I have a maxi, called Max (sorry). He is 6 years old now and says a few words. He's a lovely boy, but cage territorial, which is my own fault for not handling him enough. He's fine when he's out and will have cuddles and the odd neck scratch.

This is him, with the dog about to give him a manicure


----------



## julieszoo (Dec 22, 2012)

Aww Max looks very cheeky, thanks for sharing the pic


----------



## *mogwai* (Feb 18, 2008)

i've found out on another thread how to post pics so here we go. 
this is mogwai, 9 years old & been with me all his life.

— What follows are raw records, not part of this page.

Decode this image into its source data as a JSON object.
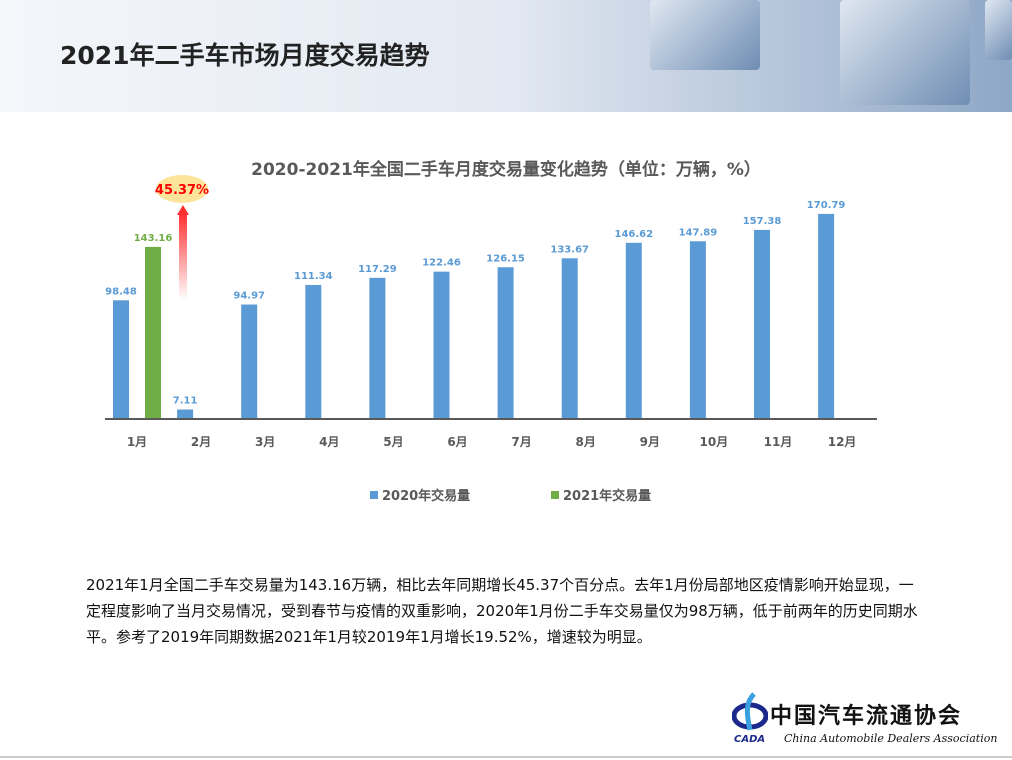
{
  "page_title": "2021年二手车市场月度交易趋势",
  "chart_data": {
    "type": "bar",
    "title": "2020-2021年全国二手车月度交易量变化趋势（单位：万辆，%）",
    "categories": [
      "1月",
      "2月",
      "3月",
      "4月",
      "5月",
      "6月",
      "7月",
      "8月",
      "9月",
      "10月",
      "11月",
      "12月"
    ],
    "series": [
      {
        "name": "2020年交易量",
        "color": "#5b9bd5",
        "values": [
          98.48,
          7.11,
          94.97,
          111.34,
          117.29,
          122.46,
          126.15,
          133.67,
          146.62,
          147.89,
          157.38,
          170.79
        ]
      },
      {
        "name": "2021年交易量",
        "color": "#70ad47",
        "values": [
          143.16,
          null,
          null,
          null,
          null,
          null,
          null,
          null,
          null,
          null,
          null,
          null
        ]
      }
    ],
    "annotation": {
      "text": "45.37%",
      "color": "#ff0000",
      "badge_color": "#fde49b"
    },
    "ylim": [
      0,
      180
    ],
    "grid": false,
    "legend": "bottom"
  },
  "description": "2021年1月全国二手车交易量为143.16万辆，相比去年同期增长45.37个百分点。去年1月份局部地区疫情影响开始显现，一定程度影响了当月交易情况，受到春节与疫情的双重影响，2020年1月份二手车交易量仅为98万辆，低于前两年的历史同期水平。参考了2019年同期数据2021年1月较2019年1月增长19.52%，增速较为明显。",
  "logo": {
    "cn": "中国汽车流通协会",
    "en": "China Automobile Dealers Association",
    "abbr": "CADA"
  }
}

and apple, 8 years old & rescue by me 6 years ago. this is an early pic so she's still not looking her best.









and finally pickles 8 years old & came to me 5 years ago.

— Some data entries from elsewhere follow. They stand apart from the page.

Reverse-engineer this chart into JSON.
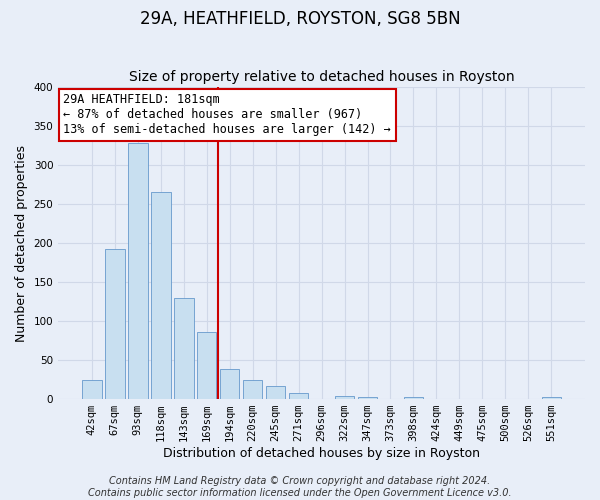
{
  "title": "29A, HEATHFIELD, ROYSTON, SG8 5BN",
  "subtitle": "Size of property relative to detached houses in Royston",
  "xlabel": "Distribution of detached houses by size in Royston",
  "ylabel": "Number of detached properties",
  "bar_labels": [
    "42sqm",
    "67sqm",
    "93sqm",
    "118sqm",
    "143sqm",
    "169sqm",
    "194sqm",
    "220sqm",
    "245sqm",
    "271sqm",
    "296sqm",
    "322sqm",
    "347sqm",
    "373sqm",
    "398sqm",
    "424sqm",
    "449sqm",
    "475sqm",
    "500sqm",
    "526sqm",
    "551sqm"
  ],
  "bar_values": [
    25,
    193,
    328,
    266,
    130,
    86,
    38,
    25,
    17,
    8,
    0,
    4,
    3,
    0,
    3,
    0,
    0,
    0,
    0,
    0,
    3
  ],
  "bar_color": "#c8dff0",
  "bar_edge_color": "#6699cc",
  "vline_index": 6,
  "vline_color": "#cc0000",
  "ylim": [
    0,
    400
  ],
  "yticks": [
    0,
    50,
    100,
    150,
    200,
    250,
    300,
    350,
    400
  ],
  "annotation_title": "29A HEATHFIELD: 181sqm",
  "annotation_line1": "← 87% of detached houses are smaller (967)",
  "annotation_line2": "13% of semi-detached houses are larger (142) →",
  "annotation_box_color": "#cc0000",
  "footer_line1": "Contains HM Land Registry data © Crown copyright and database right 2024.",
  "footer_line2": "Contains public sector information licensed under the Open Government Licence v3.0.",
  "bg_color": "#e8eef8",
  "grid_color": "#d0d8e8",
  "title_fontsize": 12,
  "subtitle_fontsize": 10,
  "axis_label_fontsize": 9,
  "tick_fontsize": 7.5,
  "footer_fontsize": 7
}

can't seem to get any of jambo on here. but leave it with me, i can't leave my best little guy out.


----------



## julieszoo (Dec 22, 2012)

Fab pics, Mogwai looks really smiley, and Apple looks pretty good, you should have seen my rescue Hahns when I got her 3 years ago, she only had feathers on her head and wings. Bet Pickles enjoys watching the world go by through the window, looks like a favourite food is competing with being nosy though!


----------



## *mogwai* (Feb 18, 2008)

she looks a lot better on that pic than when i first got her, she was a mess. 
i've rescued a hahns before. she was in very good condition though, her isssues were behavioural than actual cruelty. 
i've also rescued a ring neck that only had feathers on her head & wings. she never grew them back


----------